Ask the right question

And yet, there is something in your mind that is so illusory, that causes you to look for something somewhere else and mistake something for what it is not. You have a pattern of seeking in the wrong place and you do not quite know what you are seeking. That’s a big problem. Thankfully, there are guidelinesIn Vedanta philosophy, it is said that you have to qualify yourself in order for you to see or for you to find. Normally we seek outside, then say, “Oh, this, maybe it’s in the landscape?”Or maybe, “It’s in the company?” Or maybe, “It’s in the weather?” Maybe: “Yeah, I want to be near the beach. And here it is too dry.” You are always looking for something—for happiness, in truth—but you fall back on the very bad habit of looking for it externally.

Happiness slips away

We try to change this with yoga self-discipline, to look in the right place. Eventually, you have to have the discrimination; you have to know what you’re seeking. Next, you have to be detached, be dispassionate, about things that you have mistaken to be “it”, to be what you are looking for. And still, you continue to do it again and again. You say you know that these are not your glasses, and yet, out of habit, you still go down the same road. You know that ice cream, sensual pleasure, etc.  are our habitual ways to seek happiness—in the senses, in the emotions, in sex, in name and fame and the ego—in the external world.The external world means the world of the senses. You are here, but you are looking around: “Oh, I’d like to be at the beach.” And then you have that dream in your mind: “Yeah, I’d like to be at the beach in a five-star hotel. I’d like to have my piña colada…” “Oh, that is happiness!” You have had this impression in the mind for a very long time—it’s very deep. And, perhaps you have been living with disappointment for a very long time, too.
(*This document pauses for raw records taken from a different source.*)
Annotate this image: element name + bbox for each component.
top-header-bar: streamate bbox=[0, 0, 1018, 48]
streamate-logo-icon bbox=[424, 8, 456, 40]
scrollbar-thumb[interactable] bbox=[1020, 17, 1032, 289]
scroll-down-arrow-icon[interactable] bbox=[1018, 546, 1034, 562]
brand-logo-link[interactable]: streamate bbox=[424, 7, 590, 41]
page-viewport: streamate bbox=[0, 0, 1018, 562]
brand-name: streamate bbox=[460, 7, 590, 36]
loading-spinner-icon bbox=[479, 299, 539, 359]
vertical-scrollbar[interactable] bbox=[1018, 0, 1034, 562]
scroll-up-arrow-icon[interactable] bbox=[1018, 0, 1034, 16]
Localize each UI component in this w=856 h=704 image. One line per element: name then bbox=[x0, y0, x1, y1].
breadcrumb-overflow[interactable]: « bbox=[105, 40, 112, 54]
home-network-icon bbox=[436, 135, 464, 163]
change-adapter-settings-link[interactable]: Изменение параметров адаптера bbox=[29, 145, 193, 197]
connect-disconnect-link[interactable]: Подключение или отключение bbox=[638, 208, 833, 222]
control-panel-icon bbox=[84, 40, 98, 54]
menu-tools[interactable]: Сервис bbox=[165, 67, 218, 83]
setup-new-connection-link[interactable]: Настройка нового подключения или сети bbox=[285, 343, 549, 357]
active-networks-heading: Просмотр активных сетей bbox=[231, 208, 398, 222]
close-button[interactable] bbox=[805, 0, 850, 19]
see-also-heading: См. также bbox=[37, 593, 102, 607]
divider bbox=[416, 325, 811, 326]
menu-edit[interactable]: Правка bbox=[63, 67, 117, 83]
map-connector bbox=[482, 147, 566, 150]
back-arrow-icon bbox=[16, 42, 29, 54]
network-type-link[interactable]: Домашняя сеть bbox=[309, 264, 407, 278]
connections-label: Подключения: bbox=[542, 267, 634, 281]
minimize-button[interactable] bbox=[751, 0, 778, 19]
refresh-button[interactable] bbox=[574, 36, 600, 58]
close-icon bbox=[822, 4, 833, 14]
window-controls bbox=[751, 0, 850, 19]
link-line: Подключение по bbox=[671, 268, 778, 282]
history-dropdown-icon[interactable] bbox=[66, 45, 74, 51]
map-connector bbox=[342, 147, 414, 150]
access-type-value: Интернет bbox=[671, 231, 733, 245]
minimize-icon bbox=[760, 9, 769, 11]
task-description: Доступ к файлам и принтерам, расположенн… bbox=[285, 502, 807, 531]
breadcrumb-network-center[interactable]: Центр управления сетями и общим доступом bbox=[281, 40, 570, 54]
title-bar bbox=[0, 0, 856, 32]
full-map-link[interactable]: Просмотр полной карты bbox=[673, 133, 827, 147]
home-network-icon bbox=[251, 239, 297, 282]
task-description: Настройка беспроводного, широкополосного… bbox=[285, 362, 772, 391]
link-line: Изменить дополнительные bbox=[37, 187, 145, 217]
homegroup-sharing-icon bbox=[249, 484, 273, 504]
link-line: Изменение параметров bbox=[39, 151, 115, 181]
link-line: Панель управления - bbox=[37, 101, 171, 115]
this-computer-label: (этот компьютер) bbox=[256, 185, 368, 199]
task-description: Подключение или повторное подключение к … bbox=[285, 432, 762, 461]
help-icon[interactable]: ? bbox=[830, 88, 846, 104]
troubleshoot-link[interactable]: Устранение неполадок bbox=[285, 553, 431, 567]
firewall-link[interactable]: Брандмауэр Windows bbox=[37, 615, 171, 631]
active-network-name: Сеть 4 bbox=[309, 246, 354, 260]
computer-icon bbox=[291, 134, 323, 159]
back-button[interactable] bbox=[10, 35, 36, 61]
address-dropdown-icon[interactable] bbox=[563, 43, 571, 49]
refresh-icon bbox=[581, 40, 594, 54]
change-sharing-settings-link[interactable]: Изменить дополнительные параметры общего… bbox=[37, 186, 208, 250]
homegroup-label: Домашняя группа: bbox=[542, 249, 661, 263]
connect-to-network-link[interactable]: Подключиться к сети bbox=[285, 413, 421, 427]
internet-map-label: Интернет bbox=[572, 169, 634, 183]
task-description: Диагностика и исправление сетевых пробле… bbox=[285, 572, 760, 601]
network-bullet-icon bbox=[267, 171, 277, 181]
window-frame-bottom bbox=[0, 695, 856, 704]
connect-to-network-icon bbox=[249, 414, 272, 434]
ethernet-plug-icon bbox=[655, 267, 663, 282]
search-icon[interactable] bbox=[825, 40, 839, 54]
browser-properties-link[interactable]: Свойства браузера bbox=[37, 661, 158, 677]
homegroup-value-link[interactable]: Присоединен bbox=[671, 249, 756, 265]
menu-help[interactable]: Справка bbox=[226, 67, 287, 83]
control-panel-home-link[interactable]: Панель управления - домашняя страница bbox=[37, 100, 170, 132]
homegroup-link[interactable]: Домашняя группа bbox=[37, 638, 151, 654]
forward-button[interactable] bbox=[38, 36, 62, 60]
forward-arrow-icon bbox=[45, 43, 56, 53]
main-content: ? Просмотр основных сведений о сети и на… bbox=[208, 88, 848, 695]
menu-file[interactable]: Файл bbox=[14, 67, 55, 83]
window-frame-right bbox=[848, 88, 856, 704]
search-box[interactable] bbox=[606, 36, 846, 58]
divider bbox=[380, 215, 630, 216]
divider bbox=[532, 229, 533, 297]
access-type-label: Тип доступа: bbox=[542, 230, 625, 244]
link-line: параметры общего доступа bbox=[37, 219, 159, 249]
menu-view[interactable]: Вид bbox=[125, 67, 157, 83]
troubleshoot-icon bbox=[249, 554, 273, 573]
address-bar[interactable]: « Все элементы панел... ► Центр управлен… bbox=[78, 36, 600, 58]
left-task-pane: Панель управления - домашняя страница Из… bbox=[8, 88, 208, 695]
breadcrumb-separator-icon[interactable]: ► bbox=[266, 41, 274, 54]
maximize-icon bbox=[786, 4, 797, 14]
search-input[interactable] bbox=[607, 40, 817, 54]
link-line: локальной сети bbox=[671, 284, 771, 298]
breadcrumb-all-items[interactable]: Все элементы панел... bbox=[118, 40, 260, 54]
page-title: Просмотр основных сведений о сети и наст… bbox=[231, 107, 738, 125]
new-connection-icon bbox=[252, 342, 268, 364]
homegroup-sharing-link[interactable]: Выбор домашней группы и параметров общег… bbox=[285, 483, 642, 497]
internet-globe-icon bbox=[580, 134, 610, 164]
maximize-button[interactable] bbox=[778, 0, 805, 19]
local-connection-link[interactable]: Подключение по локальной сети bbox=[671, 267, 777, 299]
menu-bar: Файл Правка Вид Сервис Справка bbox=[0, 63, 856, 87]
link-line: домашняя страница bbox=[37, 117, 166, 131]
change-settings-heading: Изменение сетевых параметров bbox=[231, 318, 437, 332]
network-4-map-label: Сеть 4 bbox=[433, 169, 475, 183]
You build up some kind of desire, and then you get the desired object, but you don’t get the happiness you expected. It slips through your fingers. It’s gone.Again, you feel empty and longing—hankering after something, and yet not able to satisfy yourself and find peace of mind. Still, the mind keeps going in the same, deep groove. It takes a long time to change. That’s why you need to be qualified. In reality, the happiness you seek is right here and now. It is within you; it is always surrounding you. It is right in front of you. It is not outside. And yet, we have been mistaken all this time.

The long journey

Again, the first qualification of a seeker is discrimination. This faculty of intelligence in the mind is able to recognize that the Truth you’re looking for, the happiness you’re looking for, is not in this changing world—not in the senses, not in your habits, not in your emotions, not in this changing world. You begin looking for it in a different manner. You need to go within to find the unchanging, the permanent, the Truth, the sat—in a word, satchidananda atman—the Self that is full awareness, consciousness, and that is full of bliss. That is what you are looking for. You have sought it in many elusive forms, but this is the essence. Discrimination is the inner faculty that allows you to go beyond the illusions of the mind.